Mi sono divertito anche io.-
Quanto
mi piaceva quel sorriso. Quanta voglia avevo già di rivederlo. Fece per
voltarsi. Quando mi venne in mente una cosa….
-Patrick!-
Lui
si fermò, voltandosi di scatto verso di me.
-Buonanotte.-
Solo
questo. L’avevo fermato per dirgli ‘Buonanotte’, forse mi ero ammattita
veramente. Lui sorrise, mi aveva capita. Sapeva come
mi sentivo? E lui come si sentiva? Sì, lo ammetto. Adesso che lo avevo trovato
avevo paura di perderlo.
-Buonanotte
Charlotte.-
Quando
viene dicembre.
Un
sorriso, lieve, un’ultima volta. Poi il rombo della macchina. Raggiunsi il
portone e la signora Jone mi circondò le spalle con le braccia. Il portone si
richiuse e la macchina partì nella notte, sparendo dalla
vista del Rosemary. Andai in camera e presi il libro di racconti di
‘Poe’ che avevo iniziato il giorno prima. Ma l’unica
cosa che c’era nella mia mente erano le immagini di quella fantastica giornata.
POV. GRACE
Era
da poco passato mezzogiorno, quando vidi Charlotte entrare nel bullpenn.
All’inizio la guardai sorpresa, senza sapere cosa dire; alla fine sorrisi.
-Ciao,
Charlotte.- la salutai.
Lei
mi sorrise, non del tutto certa di quello che stava facendo.
-Salve,
tu sei Grace giusto?-
Non
sapevo come sapeva il mio nome, ma annuii.
-Patrick
mi ha parlato di voi ieri pomeriggio.- si spiegò.
‘Era
così palese la mia espressione?’
-Jane
è di là con Lisbon adesso, se vuoi aspettarlo qui… -
-Non
ho fretta.-
Si
sedette all’unica scrivania vuota, quella davanti a quella di Cho. I miei due
colleghi erano a mangiare… mentre io me ne stavo in ufficio a lavorare; ‘stacanovista’. Solo che in quel momento non stavo
lavorando. Non so come, ma mi ero persa a guardare la figlia di Jane e non
potei fare a meno di notare: che era uguale identica al padre. Vestita
completamente di nero e con quello sguardo così assorto, poteva benissimo
spacciarsi per una segretaria.
-Assomigli
molto a Jane, lo sai?-
Parlai
prima che potessi impedirmelo. La vidi guardarmi stupita, per poi sorridere
imbarazzata e abbassare la testa, in modo che le onde dei capelli le coprissero
le guance arrossate.
-Grazie.-
disse semplicemente.
Dopo
circa mezz’ora ecco rientrare i duri della squadra.
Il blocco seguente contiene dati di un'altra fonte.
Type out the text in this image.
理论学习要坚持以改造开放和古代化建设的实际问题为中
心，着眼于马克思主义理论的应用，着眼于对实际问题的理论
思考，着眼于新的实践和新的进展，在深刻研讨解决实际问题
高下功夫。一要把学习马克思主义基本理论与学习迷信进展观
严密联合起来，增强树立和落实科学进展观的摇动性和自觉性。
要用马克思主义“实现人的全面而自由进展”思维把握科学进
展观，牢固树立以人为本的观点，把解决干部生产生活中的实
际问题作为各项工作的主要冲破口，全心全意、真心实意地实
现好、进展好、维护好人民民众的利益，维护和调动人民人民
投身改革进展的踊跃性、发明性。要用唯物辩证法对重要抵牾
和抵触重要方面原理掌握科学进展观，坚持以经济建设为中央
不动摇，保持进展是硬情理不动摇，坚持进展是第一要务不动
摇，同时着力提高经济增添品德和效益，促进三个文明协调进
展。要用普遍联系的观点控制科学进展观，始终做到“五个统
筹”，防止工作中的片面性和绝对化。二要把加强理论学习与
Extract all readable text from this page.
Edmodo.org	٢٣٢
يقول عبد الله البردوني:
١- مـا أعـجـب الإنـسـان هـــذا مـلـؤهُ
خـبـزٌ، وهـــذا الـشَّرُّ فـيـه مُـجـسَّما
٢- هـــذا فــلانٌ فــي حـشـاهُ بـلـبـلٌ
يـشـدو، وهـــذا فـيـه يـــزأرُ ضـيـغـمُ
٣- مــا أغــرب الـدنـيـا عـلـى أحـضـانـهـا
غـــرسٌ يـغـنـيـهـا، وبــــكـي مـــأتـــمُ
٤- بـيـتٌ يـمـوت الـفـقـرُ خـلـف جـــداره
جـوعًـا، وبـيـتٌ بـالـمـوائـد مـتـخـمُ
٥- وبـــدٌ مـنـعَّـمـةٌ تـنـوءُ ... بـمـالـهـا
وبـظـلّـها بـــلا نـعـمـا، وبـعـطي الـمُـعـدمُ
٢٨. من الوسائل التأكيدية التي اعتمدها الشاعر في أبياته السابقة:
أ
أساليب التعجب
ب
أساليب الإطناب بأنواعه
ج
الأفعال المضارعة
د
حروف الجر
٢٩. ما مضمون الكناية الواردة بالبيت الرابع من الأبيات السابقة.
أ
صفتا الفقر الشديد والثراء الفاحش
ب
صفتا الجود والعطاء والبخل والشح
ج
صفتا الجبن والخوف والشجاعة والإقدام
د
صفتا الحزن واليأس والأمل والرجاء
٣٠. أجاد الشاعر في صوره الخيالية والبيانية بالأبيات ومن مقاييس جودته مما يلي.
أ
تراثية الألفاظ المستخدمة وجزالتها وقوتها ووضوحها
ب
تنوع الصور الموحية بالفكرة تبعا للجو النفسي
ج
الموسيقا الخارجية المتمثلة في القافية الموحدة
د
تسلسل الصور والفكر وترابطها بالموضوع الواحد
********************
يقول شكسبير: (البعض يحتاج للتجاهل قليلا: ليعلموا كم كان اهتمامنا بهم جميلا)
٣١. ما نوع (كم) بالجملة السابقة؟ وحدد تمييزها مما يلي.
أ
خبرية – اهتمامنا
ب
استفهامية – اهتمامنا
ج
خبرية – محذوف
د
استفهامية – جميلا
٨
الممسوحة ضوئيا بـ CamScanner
Cho davanti e Rigsby
dietro. Io come ovvio mi fermai a guardare Wayne, mentre il coreano notò la
ragazza.
-Tu
devi essere la figlia di Jane?- le chiese. Deciso e serio come sempre.
-Sì.-
Rispose
lei, incerta sul da farsi. Lui le porse la mano.
-Ciao,
io sono Kimball.-
Lei
gliela strinse.
-Piacere
di conoscerti.-
Ecco
fatto, esaurite le parole della giornata. Mi venne da sorridere. Con tempismo
perfetto Jane e Lisbon uscirono da quello stramaledetto ufficio. Sempre
parlando animatamente, ovvio. A quanto pare il nostro affascinante consulente
aveva di nuovo punzecchiato il capo.
-Jane,
sei un bambino.- gli disse, protesa verso di lui,
quasi ad accentuare la frase.
-Oh,
andiamo! Lo sai che ho ragione.- fece lui, finto spazientito.
-Jane,
vedi di stare buono altrimenti giuro che mi vendicherò.-
-Sarei
quasi tentato… -
-Jane…!
–
-Hem
hem, abbiamo visite!- alzai un po’ la voce io, per sovrastare la loro
discussione. I due smisero all’istante, guardando prima me
e poi perlustrando con lo sguardo la stanza in cerca dell’ospite. Quando lo
trovarono Jane divenne più raggiante del sole che
c’era fuori dalla finestra e Lisbon rimase a bocca aperta, quasi avesse visto
la grotta di gioielli di Alì Babà e i quaranta ladroni.
-Ehi,
hai ricevuto il mio messaggio!- esclamò il biondo. –Spero che la signora
Rottermeier non ti abbia fatto problemi.-
-No,
affatto!- sorrise Charlotte.
-Ma
voi due siete due gocce d’acqua!-
Ci
voltammo tutti verso Rigsby. Aveva gli occhi sbarrati dalla meraviglia e la
bocca letteralmente spalancata; piuttosto buffa come scena. Guardava stralunato
padre e figlia e non si poteva nemmeno dargli torto: la somiglianza era
impressionante. I due Jane si guardarono con l’angolo dell’occhio e sorrisero
da mascalzoni.
-Charlotte,
come mai sei qui? C’è qualcosa che non va?-
Domandò
Lisbon, distogliendo lo sguardo di tutti dal pesce lesso ancora a bocca aperta.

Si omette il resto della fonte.